Yes, but I think it takes time. One of the challenges is to stick to your values. I wanted to restore biodiversity and not just go for a model where it’s “one dollar plants one tree” – many people said I should do that and go for a million trees. And I said, “No, it needs to be a whole ecosystem thing. We don’t dig a hole and put a tree in the ground; we start with cultivating the soil and working to bring back the fungal network.” We have 14 forest-makers and 75 projects today, ranging from one hectare in London to a small patch in Queensland, Australia; they all have a story and they’re all a necessity for their community. You subscribe [to Sugi] to build biodiversity and become part of that whole network.
Investment strategist and economist Dirk Effenberger heads up the investment-risk arm of UBS. His team publishes the Swiss bank’s Global Risk Radar, analysing the effect of risks on financial markets and assets.
How can we manage risk as we head into 2021?
Risk management thinks about the downside scenarios but it’s as important to think about the upside. I’m positive for the next six to 12 months, especially when it comes to the market; if you’re investing. It is unlikely that we will see another nationwide lockdown in some major countries, which should bode well for the global economy and for most companies. Our analysts are confident that a vaccine will be available in early 2021 and distributed in the first half of next year. It’s important to think about how the world looks after the pandemic; it’s not only investors that should be optimistic. Coronavirus will change the world – we will be more localised – providing opportunities on the other side.
In 2011, fashion designer turned interiors expert Ruth Kramer co-founded Val’s finest hospitality venture, Brücke 49, which she runs with husband Thomas Schacht. Situated in the Swiss Alps, it’s a haven where people go to recharge.
Do we need to rethink the world of hospitality?
At Brücke 49 we didn’t know that we were doing something special. We have been travelling the world with our jobs previously and stayed in big hotels and experienced super service but they can also be impersonal. There could be more places in the world with smaller hotels. But we have to realise that we can’t cheat anymore; we have to be real. We have to think, “What do we want if we go to Paris? Or to another new place.” We have to ask how safe we want to feel and what we want to experience. We want to feel the heart of another person, and the bigger you get, the more difficult it is. There’s potential for opening smaller places in big cities, to give people shelter. From there, we build brands that can grow organically again.
Bertoz leads the international division of luxury home-appliances manufacturer V-Zug. His achievements include the successful introduction of the brand to Shanghai, Hong Kong and Singapore and a commitment to the brand’s ethos: “Swiss perfection for your home.”
Where do you stand on innovation for the sake it?

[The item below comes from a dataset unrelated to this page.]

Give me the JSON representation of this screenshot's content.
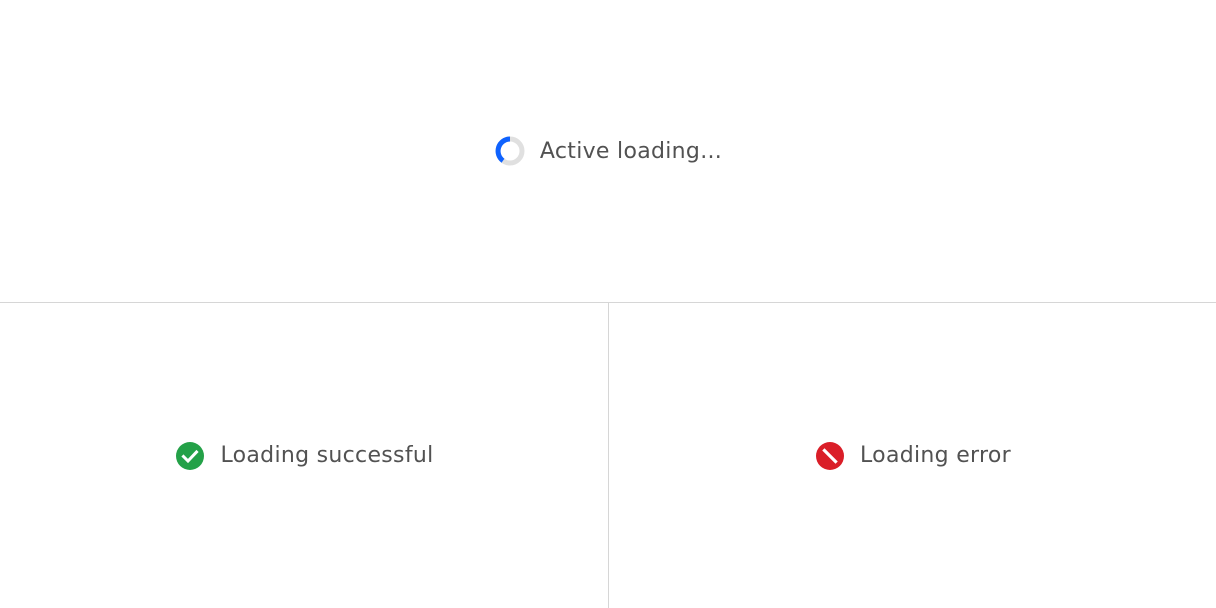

In our industry there’s a tendency to over-engineer. With V-Zug the focus has always really been on engineering and bringing innovation and technology. Where do we stand in terms of the digitisation and experience? I think we’ve taken quite a clear direction: we don’t enter into gamification and we don’t enter into digitisation that doesn’t serve the purpose of the appliance’s primary function. If it gives a real benefit to the customer, we do it but not just because the consumer electronic “big guys” do it. We cannot follow every trend, so we have defined boundaries that focus on delivering the primary function with superior results. Then we add the digital part that is necessary to enhance this experience.